Now as a director, Rita’s leadership style has taken a more hands-on approach.
“With my leadership style, I’m able to both lead and work alongside my team to create core values and structure, encourage cross-team collaboration, and foster a foundation of trust and support. For me, it's important that I show that I'm willing to help team members get started if needed. I'm willing to be a sounding board and offer ideas. At the end of the day, it’s all about helping each team member see the role they play in realizing the vision.”
Advice for Being a Servant-Leader
Rita recognizes that an important aspect of being a servant-leader is having a vision. However, vision execution doesn’t always go according to plan.

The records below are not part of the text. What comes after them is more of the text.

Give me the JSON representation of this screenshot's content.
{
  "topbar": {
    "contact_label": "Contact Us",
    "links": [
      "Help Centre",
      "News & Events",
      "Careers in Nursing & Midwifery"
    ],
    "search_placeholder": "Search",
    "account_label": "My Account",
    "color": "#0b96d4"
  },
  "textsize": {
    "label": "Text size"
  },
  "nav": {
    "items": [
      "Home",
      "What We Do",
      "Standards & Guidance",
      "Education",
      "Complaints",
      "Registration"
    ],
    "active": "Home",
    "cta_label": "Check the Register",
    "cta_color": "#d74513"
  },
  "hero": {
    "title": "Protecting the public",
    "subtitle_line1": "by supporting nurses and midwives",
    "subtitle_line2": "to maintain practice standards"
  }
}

“You always need a vision or a mission,” she says. “The challenge is making sure I don’t make a hard right turn when I don't see the vision coming together the way I initially planned. That’s when I have to work through the challenges and not lose faith in the vision. I remind myself if a plan doesn’t work, change the plan, not the goal.
For those looking to build their leadership skills, Rita offers the following advice:
- Know your strengths. “Allow your strengths to be part of how you lead the team,” Rita advises. “When taking on a leadership role it’s common to have self-doubt, however, when you understand what your strengths are, utilize and build on them to help you lead with confidence.”
- Give yourself grace. “You're going to make mistakes,” she says. “You're never going to know it all, and that's where you ask questions to fill your knowledge gap until you get to the point of knowing enough to move forward or make a decision.”
- Carry out the vision of the company as a team. “Allow the team to be part of defining the vision and you’ll have a much easier time leading. A secondary benefit of this approach is when you experience a challenge or roadblock, the team will be proactively invested in finding solutions because they were part of the vision.”
- Take time to mentor others. “Offer yourself up as a mentor to team members or colleagues to help them tap into their core strengths in their roles and align to the vision and their career goals,” she explains. “I’ve been encouraged by my mentor to define stretch goals to grow and develop my strengths. It’s been a great benefit for me and I feel it’s important as a leader that I pay it forward by mentoring others to help pave the way for future leaders.”